Kain poleng -- kain kotak-kotak hitam putih – yang membalut pohon-pohon yang tumbuh di pinggir jalan maupun di beberapa taman di Purwakarta mengesankan kota ini seperti berada di Pulau Dewata. Pertanyaannya, Purwakarta ini Sunda atau Bali?


       Setiap daerah memiliki motto, ikon, karakter dan kekhasannya sendiri. Sejak Purwakarta dipimpin oleh Dedi Mulyadi, penataan kota Purwakarta disulap seperti berada di Pulau Dewata. Padahal sebelumnya, Purwakarta dikenal sebagai Kota Tasbih.

      
      Memasuki Purwakarta, kita sudah disuguhi gapura-gapura yang menghiasi wajah kota, patung-patung besar yang terinspirasi dari tokoh perwayangan dan harimau putih, hingga kain kotak hitam-putih yang membalut pohon-pohon di pinggir jalan dan taman kota. 

       Ketika ditanya, sebagian besar masyarakat Purwakarta tidak mengetahui makna dan filosofi kain kotak hitam-putih atau yang disebut kain poleng yang menjadi ciri khas Bali. Di daerah asalnya, banyak bangunan dan tempat yang diberikan aksen kain poleng. Sebut saja seperti di Pantai Sanur, Pantai Kuta, Istana Tampak Siring, Pertunjukkan Seni Barong, Pasar Tradisional Sukowati, dan sebagainya. 
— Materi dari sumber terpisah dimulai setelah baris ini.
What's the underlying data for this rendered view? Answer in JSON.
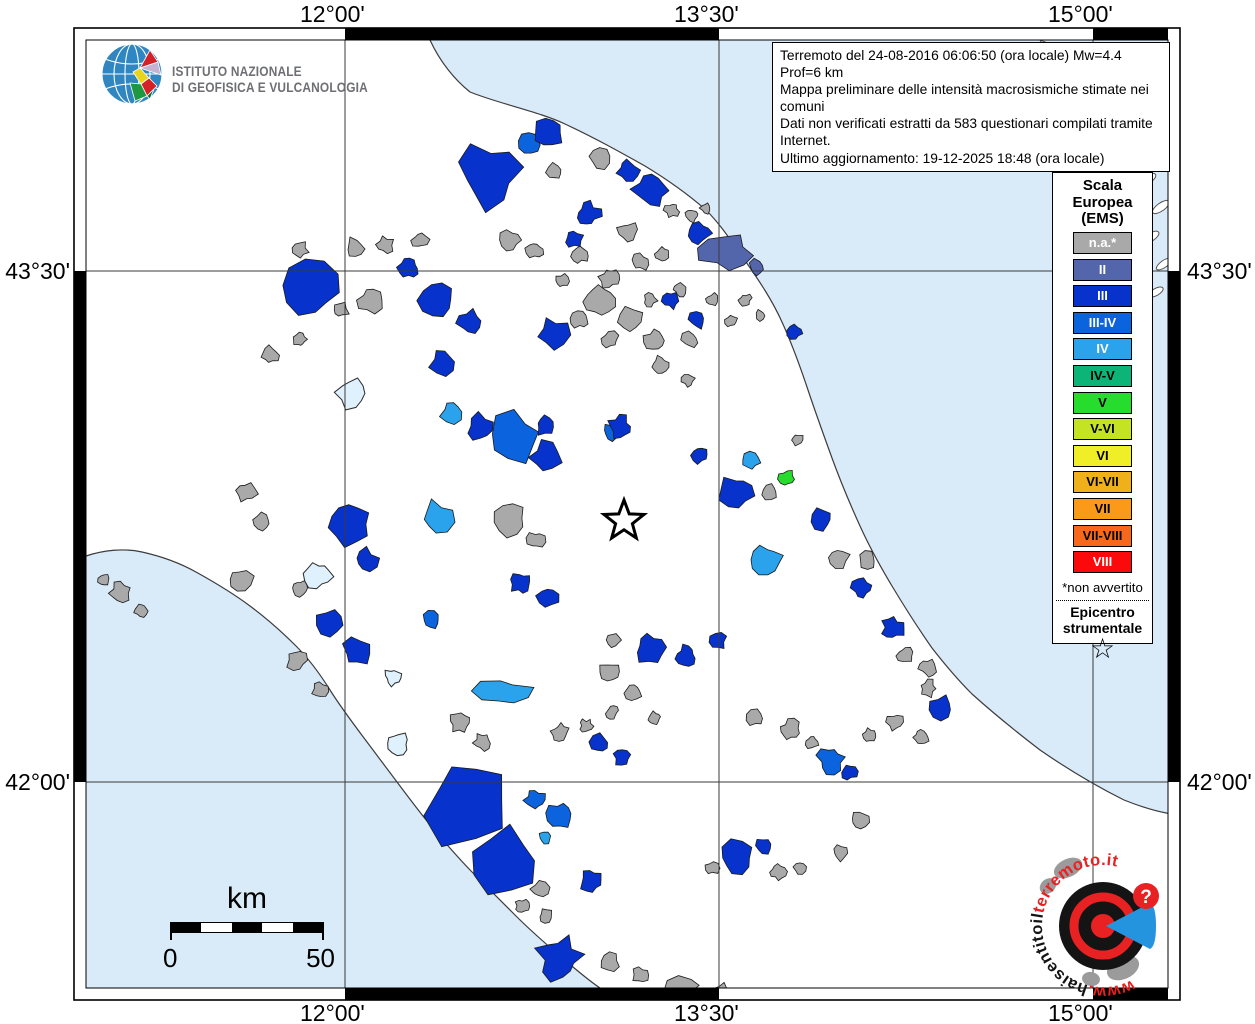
{
  "axis": {
    "top": [
      "12°00'",
      "13°30'",
      "15°00'"
    ],
    "bottom": [
      "12°00'",
      "13°30'",
      "15°00'"
    ],
    "left": [
      "43°30'",
      "42°00'"
    ],
    "right": [
      "43°30'",
      "42°00'"
    ]
  },
  "ingv": {
    "line1": "ISTITUTO NAZIONALE",
    "line2": "DI GEOFISICA E VULCANOLOGIA"
  },
  "info_box": {
    "lines": [
      "Terremoto del 24-08-2016 06:06:50 (ora locale) Mw=4.4 Prof=6 km",
      "Mappa preliminare delle intensità macrosismiche stimate nei comuni",
      "Dati non verificati estratti da 583 questionari compilati tramite Internet.",
      "Ultimo aggiornamento: 19-12-2025 18:48 (ora locale)"
    ]
  },
  "legend": {
    "title_lines": [
      "Scala",
      "Europea",
      "(EMS)"
    ],
    "entries": [
      {
        "label": "n.a.*",
        "color": "#a9a9a9",
        "text": "#ffffff"
      },
      {
        "label": "II",
        "color": "#5466ab",
        "text": "#ffffff"
      },
      {
        "label": "III",
        "color": "#0733cc",
        "text": "#ffffff"
      },
      {
        "label": "III-IV",
        "color": "#0b63dd",
        "text": "#ffffff"
      },
      {
        "label": "IV",
        "color": "#2aa3ec",
        "text": "#ffffff"
      },
      {
        "label": "IV-V",
        "color": "#0cb478",
        "text": "#000000"
      },
      {
        "label": "V",
        "color": "#26dd2e",
        "text": "#000000"
      },
      {
        "label": "V-VI",
        "color": "#c4e322",
        "text": "#000000"
      },
      {
        "label": "VI",
        "color": "#f0ee26",
        "text": "#000000"
      },
      {
        "label": "VI-VII",
        "color": "#f0b01c",
        "text": "#000000"
      },
      {
        "label": "VII",
        "color": "#fb9a18",
        "text": "#000000"
      },
      {
        "label": "VII-VIII",
        "color": "#f8681c",
        "text": "#000000"
      },
      {
        "label": "VIII",
        "color": "#fa0a0a",
        "text": "#ffffff"
      }
    ],
    "footnote": "*non avvertito",
    "epicenter_lines": [
      "Epicentro",
      "strumentale"
    ],
    "star_glyph": "☆"
  },
  "scale_bar": {
    "title": "km",
    "start_label": "0",
    "end_label": "50"
  },
  "watermark": {
    "text_www": "www.",
    "text_black": "haisentitoil",
    "text_red": "terremoto.it",
    "question_mark": "?"
  },
  "map": {
    "sea_color": "#d9eaf8",
    "land_color": "#ffffff",
    "lake_color": "#def1fc",
    "gridline_color": "#3a3a3a",
    "epicenter": {
      "x": 624,
      "y": 521
    },
    "lakes": [
      [
        352,
        393,
        17
      ],
      [
        318,
        575,
        15
      ],
      [
        393,
        677,
        9
      ],
      [
        398,
        744,
        12
      ]
    ],
    "municipalities": [
      [
        385,
        245,
        9,
        "n.a.*"
      ],
      [
        355,
        248,
        11,
        "n.a.*"
      ],
      [
        300,
        250,
        9,
        "n.a.*"
      ],
      [
        420,
        240,
        9,
        "n.a.*"
      ],
      [
        555,
        172,
        9,
        "n.a.*"
      ],
      [
        600,
        158,
        11,
        "n.a.*"
      ],
      [
        628,
        232,
        11,
        "n.a.*"
      ],
      [
        580,
        255,
        9,
        "n.a.*"
      ],
      [
        610,
        278,
        11,
        "n.a.*"
      ],
      [
        640,
        262,
        9,
        "n.a.*"
      ],
      [
        662,
        254,
        7,
        "n.a.*"
      ],
      [
        510,
        240,
        11,
        "n.a.*"
      ],
      [
        535,
        250,
        9,
        "n.a.*"
      ],
      [
        562,
        281,
        7,
        "n.a.*"
      ],
      [
        600,
        300,
        16,
        "n.a.*"
      ],
      [
        630,
        320,
        13,
        "n.a.*"
      ],
      [
        655,
        340,
        11,
        "n.a.*"
      ],
      [
        610,
        340,
        9,
        "n.a.*"
      ],
      [
        580,
        320,
        9,
        "n.a.*"
      ],
      [
        650,
        300,
        7,
        "n.a.*"
      ],
      [
        680,
        290,
        7,
        "n.a.*"
      ],
      [
        690,
        340,
        9,
        "n.a.*"
      ],
      [
        712,
        300,
        7,
        "n.a.*"
      ],
      [
        660,
        365,
        9,
        "n.a.*"
      ],
      [
        688,
        380,
        7,
        "n.a.*"
      ],
      [
        370,
        300,
        13,
        "n.a.*"
      ],
      [
        340,
        310,
        9,
        "n.a.*"
      ],
      [
        300,
        340,
        7,
        "n.a.*"
      ],
      [
        270,
        355,
        9,
        "n.a.*"
      ],
      [
        246,
        492,
        11,
        "n.a.*"
      ],
      [
        262,
        522,
        9,
        "n.a.*"
      ],
      [
        240,
        580,
        13,
        "n.a.*"
      ],
      [
        300,
        588,
        9,
        "n.a.*"
      ],
      [
        297,
        660,
        11,
        "n.a.*"
      ],
      [
        320,
        690,
        9,
        "n.a.*"
      ],
      [
        510,
        520,
        16,
        "n.a.*"
      ],
      [
        536,
        540,
        9,
        "n.a.*"
      ],
      [
        610,
        672,
        11,
        "n.a.*"
      ],
      [
        633,
        692,
        9,
        "n.a.*"
      ],
      [
        655,
        718,
        7,
        "n.a.*"
      ],
      [
        614,
        640,
        7,
        "n.a.*"
      ],
      [
        770,
        492,
        9,
        "n.a.*"
      ],
      [
        797,
        440,
        7,
        "n.a.*"
      ],
      [
        838,
        558,
        11,
        "n.a.*"
      ],
      [
        868,
        560,
        9,
        "n.a.*"
      ],
      [
        905,
        655,
        9,
        "n.a.*"
      ],
      [
        928,
        688,
        9,
        "n.a.*"
      ],
      [
        921,
        737,
        8,
        "n.a.*"
      ],
      [
        928,
        668,
        9,
        "n.a.*"
      ],
      [
        895,
        722,
        9,
        "n.a.*"
      ],
      [
        870,
        735,
        7,
        "n.a.*"
      ],
      [
        755,
        718,
        9,
        "n.a.*"
      ],
      [
        790,
        730,
        11,
        "n.a.*"
      ],
      [
        812,
        742,
        7,
        "n.a.*"
      ],
      [
        860,
        820,
        9,
        "n.a.*"
      ],
      [
        840,
        852,
        9,
        "n.a.*"
      ],
      [
        800,
        868,
        7,
        "n.a.*"
      ],
      [
        778,
        872,
        9,
        "n.a.*"
      ],
      [
        712,
        868,
        7,
        "n.a.*"
      ],
      [
        460,
        722,
        11,
        "n.a.*"
      ],
      [
        482,
        742,
        9,
        "n.a.*"
      ],
      [
        560,
        732,
        9,
        "n.a.*"
      ],
      [
        586,
        726,
        7,
        "n.a.*"
      ],
      [
        612,
        712,
        7,
        "n.a.*"
      ],
      [
        500,
        855,
        11,
        "n.a.*"
      ],
      [
        520,
        872,
        9,
        "n.a.*"
      ],
      [
        540,
        890,
        9,
        "n.a.*"
      ],
      [
        522,
        906,
        7,
        "n.a.*"
      ],
      [
        546,
        916,
        7,
        "n.a.*"
      ],
      [
        610,
        962,
        11,
        "n.a.*"
      ],
      [
        641,
        975,
        9,
        "n.a.*"
      ],
      [
        680,
        988,
        12,
        "n.a.*",
        1.8
      ],
      [
        722,
        992,
        9,
        "n.a.*"
      ],
      [
        120,
        592,
        11,
        "n.a.*"
      ],
      [
        141,
        610,
        7,
        "n.a.*"
      ],
      [
        104,
        580,
        7,
        "n.a.*"
      ],
      [
        672,
        210,
        8,
        "n.a.*"
      ],
      [
        692,
        215,
        7,
        "n.a.*"
      ],
      [
        706,
        208,
        6,
        "n.a.*"
      ],
      [
        745,
        300,
        7,
        "n.a.*"
      ],
      [
        760,
        315,
        6,
        "n.a.*"
      ],
      [
        731,
        321,
        7,
        "n.a.*"
      ],
      [
        726,
        252,
        20,
        "II",
        1.5
      ],
      [
        757,
        268,
        9,
        "II"
      ],
      [
        530,
        143,
        11,
        "III-IV"
      ],
      [
        515,
        437,
        26,
        "III-IV"
      ],
      [
        613,
        432,
        10,
        "III-IV"
      ],
      [
        560,
        815,
        13,
        "III-IV"
      ],
      [
        535,
        800,
        11,
        "III-IV"
      ],
      [
        831,
        760,
        14,
        "III-IV"
      ],
      [
        432,
        620,
        9,
        "III-IV"
      ],
      [
        751,
        461,
        9,
        "IV"
      ],
      [
        766,
        560,
        16,
        "IV"
      ],
      [
        437,
        518,
        18,
        "IV"
      ],
      [
        452,
        412,
        12,
        "IV"
      ],
      [
        503,
        692,
        14,
        "IV",
        2.0
      ],
      [
        545,
        838,
        7,
        "IV"
      ],
      [
        489,
        175,
        34,
        "III"
      ],
      [
        549,
        132,
        15,
        "III"
      ],
      [
        628,
        170,
        12,
        "III"
      ],
      [
        588,
        214,
        13,
        "III"
      ],
      [
        651,
        190,
        20,
        "III"
      ],
      [
        700,
        233,
        11,
        "III"
      ],
      [
        574,
        239,
        9,
        "III"
      ],
      [
        311,
        289,
        28,
        "III"
      ],
      [
        409,
        268,
        11,
        "III"
      ],
      [
        437,
        300,
        18,
        "III"
      ],
      [
        470,
        322,
        14,
        "III"
      ],
      [
        553,
        333,
        16,
        "III"
      ],
      [
        671,
        300,
        9,
        "III"
      ],
      [
        697,
        320,
        9,
        "III"
      ],
      [
        795,
        332,
        8,
        "III"
      ],
      [
        443,
        362,
        14,
        "III"
      ],
      [
        620,
        427,
        12,
        "III"
      ],
      [
        545,
        457,
        16,
        "III"
      ],
      [
        480,
        428,
        15,
        "III"
      ],
      [
        545,
        425,
        11,
        "III"
      ],
      [
        350,
        523,
        24,
        "III"
      ],
      [
        366,
        560,
        12,
        "III"
      ],
      [
        700,
        455,
        9,
        "III"
      ],
      [
        737,
        492,
        18,
        "III"
      ],
      [
        822,
        519,
        11,
        "III"
      ],
      [
        862,
        588,
        11,
        "III"
      ],
      [
        893,
        628,
        12,
        "III"
      ],
      [
        941,
        708,
        13,
        "III"
      ],
      [
        330,
        623,
        14,
        "III"
      ],
      [
        357,
        652,
        16,
        "III"
      ],
      [
        521,
        583,
        11,
        "III"
      ],
      [
        548,
        597,
        11,
        "III"
      ],
      [
        650,
        648,
        16,
        "III"
      ],
      [
        686,
        656,
        11,
        "III"
      ],
      [
        718,
        641,
        9,
        "III"
      ],
      [
        470,
        800,
        52,
        "III"
      ],
      [
        505,
        862,
        38,
        "III"
      ],
      [
        560,
        958,
        24,
        "III"
      ],
      [
        600,
        744,
        11,
        "III"
      ],
      [
        622,
        757,
        9,
        "III"
      ],
      [
        591,
        881,
        12,
        "III"
      ],
      [
        737,
        858,
        18,
        "III"
      ],
      [
        764,
        846,
        9,
        "III"
      ],
      [
        849,
        772,
        9,
        "III"
      ],
      [
        787,
        478,
        9,
        "V"
      ]
    ]
  }
}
       “Saya tidak tahu, itu kain apa. Saya juga tidak tahu makna dan filosofi kain yang dililitkan pada pohon itu. Kebanyakan masyarakat menilai, kain kotak-kotak hitam putih itu hanya sebatas seni dan penghias kota saja,” kata Wahyu, salah seorang warga Purwakarta yang bekerja di konveksi.

       Di Bali, penggunaan kain poleng biasa kita jumpai untuk payung, umbul-umbul, tugu, patung, kentongan. Bahkan pohon yang ada di pura pun banyak dililit dengan kain poleng. Kain poleng  juga banyak digunakan untuk menghias benda-benda profan baik di perkantoran maupun di hotel. Misalnya untuk meja makan dan dekorasi ruangan.

Filosofi Kain Poleng

        Perlu diketahui, kain poleng adalah kain yang bercorak kotak-kotak persegi dengan warna hitam-putih seperti papan catur. Bagi masyarakat Bali, kain poleng adalah bagian dari kehidupan religius umat Hindu di Bali. Itulah sebabnya, kain poleng menjadi salah satu icon ciri khas Bali, dan digunakan untuk keperluan religius yang sifatnya sakral.

       Menurut kepercayaan masyarakat Hindu Bali, di setiap tempat ada penunggunya. Itulah sebabnya, warga setempat meletakkan kain poleng pada beberapa bangunan dan pohon-pohon sebagai penolak bala dan terhindar dari pengaruh-pengaruh buruk, penyeimbang antara negatif dan positif. Kain poleng pun dipercaya melindungi masyarakat Bali.

       “Tapi ini Purwakarta, bukan Bali. Seharusnya Purwakarta punya karakter dan kekhasannya sendiri. Dulu Purwakarta dikenal sebagai Kota Tasbih & Kota Santri. Sekarang entah kemana. Mau dibawa kemana Purwakarta?” ungkap Wahyu.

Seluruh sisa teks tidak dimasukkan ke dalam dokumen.